Le leader de l'opposition a exprimé sur son compte X que ceux qui connaissent Rubio savent que lorsqu'il parle de la liberté de Cuba, il le fait “très sérieusement” et avec une profonde connaissance à la fois de la réalité du pays et de ce qu'il a défini comme “l'essence criminelle de la tyrannie castriste-communiste”.

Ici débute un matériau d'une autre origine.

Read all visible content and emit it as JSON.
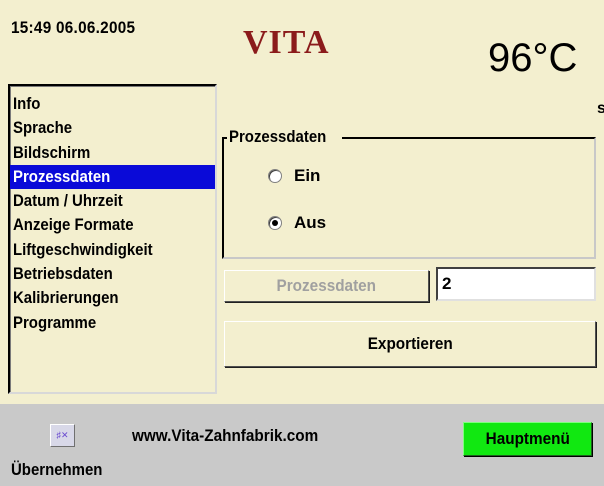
{
  "header": {
    "datetime": "15:49  06.06.2005",
    "logo": "VITA",
    "temperature": "96°C"
  },
  "menu": {
    "items": [
      {
        "label": "Info",
        "selected": false
      },
      {
        "label": "Sprache",
        "selected": false
      },
      {
        "label": "Bildschirm",
        "selected": false
      },
      {
        "label": "Prozessdaten",
        "selected": true
      },
      {
        "label": "Datum / Uhrzeit",
        "selected": false
      },
      {
        "label": "Anzeige Formate",
        "selected": false
      },
      {
        "label": "Liftgeschwindigkeit",
        "selected": false
      },
      {
        "label": "Betriebsdaten",
        "selected": false
      },
      {
        "label": "Kalibrierungen",
        "selected": false
      },
      {
        "label": "Programme",
        "selected": false
      }
    ]
  },
  "process_group": {
    "title": "Prozessdaten",
    "options": [
      {
        "label": "Ein",
        "checked": false
      },
      {
        "label": "Aus",
        "checked": true
      }
    ]
  },
  "right_edge_mark": "s",
  "process_button": {
    "label": "Prozessdaten",
    "enabled": false
  },
  "process_value": "2",
  "export_button": {
    "label": "Exportieren"
  },
  "footer": {
    "language_icon": "language-flag-icon",
    "url": "www.Vita-Zahnfabrik.com",
    "home_button": "Hauptmenü",
    "apply_label": "Übernehmen"
  },
  "colors": {
    "background": "#f3efcf",
    "selection": "#0a0ad8",
    "logo": "#8b1b1b",
    "home_button": "#11e811",
    "footer": "#c9c9c9"
  }
}
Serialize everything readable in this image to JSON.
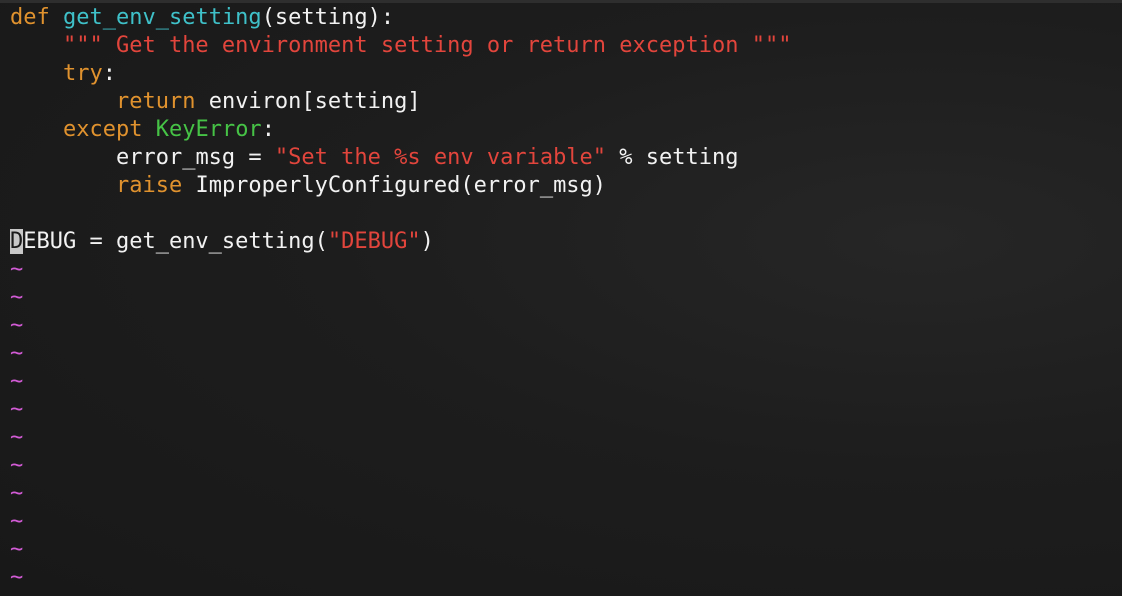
{
  "editor": {
    "lines": {
      "l1": {
        "kw": "def",
        "sp": " ",
        "fn": "get_env_setting",
        "rest": "(setting):"
      },
      "l2": {
        "indent": "    ",
        "doc": "\"\"\" Get the environment setting or return exception \"\"\""
      },
      "l3": {
        "indent": "    ",
        "kw": "try",
        "rest": ":"
      },
      "l4": {
        "indent": "        ",
        "kw": "return",
        "rest": " environ[setting]"
      },
      "l5": {
        "indent": "    ",
        "kw": "except",
        "sp": " ",
        "exc": "KeyError",
        "rest": ":"
      },
      "l6": {
        "indent": "        ",
        "lhs": "error_msg = ",
        "str": "\"Set the %s env variable\"",
        "rest": " % setting"
      },
      "l7": {
        "indent": "        ",
        "kw": "raise",
        "rest": " ImproperlyConfigured(error_msg)"
      },
      "l9": {
        "cursor_char": "D",
        "lhs": "EBUG = get_env_setting(",
        "str": "\"DEBUG\"",
        "rest": ")"
      }
    },
    "tilde": "~"
  },
  "colors": {
    "keyword": "#e0922e",
    "function": "#3fc1c9",
    "string": "#e2453c",
    "exception": "#46c346",
    "text": "#f2f2f2",
    "tilde": "#d35bd6",
    "background": "#1b1b1b"
  }
}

Ses déclarations interviennent dans un contexte marqué par des rumeurs concernant des pressions exercées par l'administration du président Donald Trump pour imposer des changements à la tête du pouvoir à Cuba.

Un rapport de The New York Times a affirmé que Washington aurait proposé le départ de Miguel Díaz-Canel comme condition pour progresser dans les négociations bilatérales, tout en laissant intacte la structure de pouvoir du régime.

Cette approche a suscité la controverse, notamment en raison de la possibilité que la famille Castro conserve le contrôle réel du système, ce qui, pour beaucoup, ne signifierait qu'un changement superficiel sans transformations profondes.

Cependant, Rubio a démenti cette version et a qualifié le rapport de faux, insistant sur le fait que la crise cubaine est la conséquence directe du modèle politique et économique en vigueur et que tout progrès dépendra de changements réels au sein de l'île.

En parallèle, le propre Díaz-Canel a réagi avec fermeté aux récentes déclarations de Trump et Rubio, qu'il a accusés de tenter de “s’approprier Cuba”, au milieu d'une escalade rhétorique et de la grave crise énergétique que traverse le pays suite à la perte de l'approvisionnement pétrolier vénézuélien.

Dans ce scénario, Ferrer est allé plus loin et a rejeté toute solution qui n'impliquait pas un changement structurel.

« Il n'y a qu'une seule solution : la fin du régime castro-communiste », a-t-il affirmé, s'alignant avec des secteurs de l'exil et de l'opposition qui rejettent les réformes partielles ou les transitions contrôlées par l'élite au pouvoir.

Le prononcé renforce la pression politique autour de l'avenir de Cuba, à un moment où se combinent crise interne, contacts bilatéraux et une posture de plus en plus ferme de Washington sur la nécessité de transformations profondes dans le pays.